Oh, ich kauf' mir was! Wolfsburgs Trainer Felix Magath schreibt Bundesligageschichte und wundert sich über Kritik an seinem Handeln.

Der VfL Wolfsburg nimmt in der bundesweiten Wahrnehmung eine eher untergeordnete Position ein. Das große Publikum verfolgt den Klub mit mäßigem Interesse. Mike Hanke, Profi von Borussia Mönchengladbach, darf da schon fast als Intimkenner gelten. Der Stürmer hat zwei Jahre für den VfL gespielt, doch auch er verliert langsam den Überblick. Ob er denn alle Wolfsburger gekannt habe, wurde Hanke nach dem 0:0 seiner Mannschaft beim VfL gefragt. „Nee“, antwortete er – und bezifferte seine Quote auf 60, 70 Prozent.

Was soll da erst der flüchtige Betrachter sagen? Wie soll er Giovanni Sio von Ibrahim Sissoko unterscheiden, der am Samstag sein Debüt für den VfL gab und damit gleich Geschichte schrieb? Der Ivorer war der 36. Spieler, den Felix Magath in dieser Saison eingesetzt hat. Wolfsburgs Trainer hält jetzt den alleinigen Bundesligarekord. Bisher musste Magath ihn mit einem Kollegen teilen – mit dem früheren Frankfurter Trainer Felix Magath.

Allein im Winter hat Wolfsburgs Alleinherrscher noch einmal fast 30 Millionen Euro für acht neue Spieler ausgegeben. Auf Kritik an seinem Geschäftsgebaren reagiert Magath trotzdem mit Unverständnis. „Wir haben wieder einen Schritt nach vorne gemacht“, sagte er nach dem 0:0 gegen Gladbach. Der VfL spielte in der zweiten Hälfte tatsächlich druckvoll, hat allerdings in den drei Begegnungen der Rückrunde erst ein einziges Tor erzielt.

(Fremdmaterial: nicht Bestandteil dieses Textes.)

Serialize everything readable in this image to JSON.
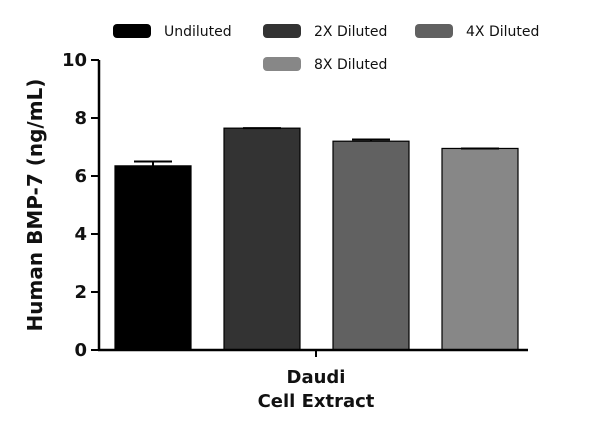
{
  "chart_data": {
    "type": "bar",
    "title": "",
    "xlabel_lines": [
      "Daudi",
      "Cell Extract"
    ],
    "ylabel": "Human BMP-7 (ng/mL)",
    "ylim": [
      0,
      10
    ],
    "yticks": [
      0,
      2,
      4,
      6,
      8,
      10
    ],
    "grid": false,
    "legend_position": "top",
    "series": [
      {
        "name": "Undiluted",
        "value": 6.35,
        "error": 0.15,
        "color": "#000000"
      },
      {
        "name": "2X Diluted",
        "value": 7.65,
        "error": 0.0,
        "color": "#333333"
      },
      {
        "name": "4X Diluted",
        "value": 7.2,
        "error": 0.06,
        "color": "#616161"
      },
      {
        "name": "8X Diluted",
        "value": 6.95,
        "error": 0.0,
        "color": "#878787"
      }
    ]
  }
}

Für das Stadionmagazin hatte Magath sogar eine Erklärung in eigener Sache verfasst. Mit „Realitäten“ war sein Beitrag überschrieben. Realsatire hätte es besser getroffen. „Wir haben jeden Transfer genauestens analysiert, die Spieler intensiv beobachtet“, heißt es da. „Kritisches Urteilsvermögen, langjährige Erfahrungen auf dem Transfermarkt und im Berufsfußball waren eine feste Basis für unsere Vorgehensweise.“ Und weiter: „Kein wahlloses Agieren nach dem Zufallsprinzip, sondern strategisches Handeln prägt unsere Philosophie.“ In der Berichterstattung hatte Magath stattdessen nur „Parolen statt Realitäten“ ausgemacht. Immerhin gestand er damit zumindest indirekt ein, dass es mehr als eine Realität gibt: seine eigene und die der anderen.

Magath ist ein Meister darin, alles auszublenden, was ihm nicht in den Kram passt. So stilisiert er sich gerade als Retter in der Not, der mit seiner exzessiven Transfertätigkeit nur die Fehler aufarbeitet, die im Sommer beim VfL gemacht wurden. Dummerweise hieß der Verantwortliche auch da schon: Felix Magath. Von den zwölf zu Saisonbeginn geholten Spielern standen am Samstag zwei in der Startelf, drei haben den Klub schon wieder verlassen.

Eine Linie ist nur schwer zu erkennen: Gegen Gladbach saß Mario Mandzukic, der beste Torschütze des VfL, nur auf der Bank, nachdem ihm zuletzt Wechselgelüste nachgesagt worden waren. Der Kroate habe eine Woche zuvor in München nicht besonders gut gespielt, sagte Magath, „und im Training hat er das bestätigt“. Als Mandzukic’ Ersatz Sissoko in der ersten Halbzeit ein paar leichte Fehler unterliefen, hätte man wetten können, dass der 20 Jahre alte Debütant in der Pause ausgewechselt wird. Genauso kam es.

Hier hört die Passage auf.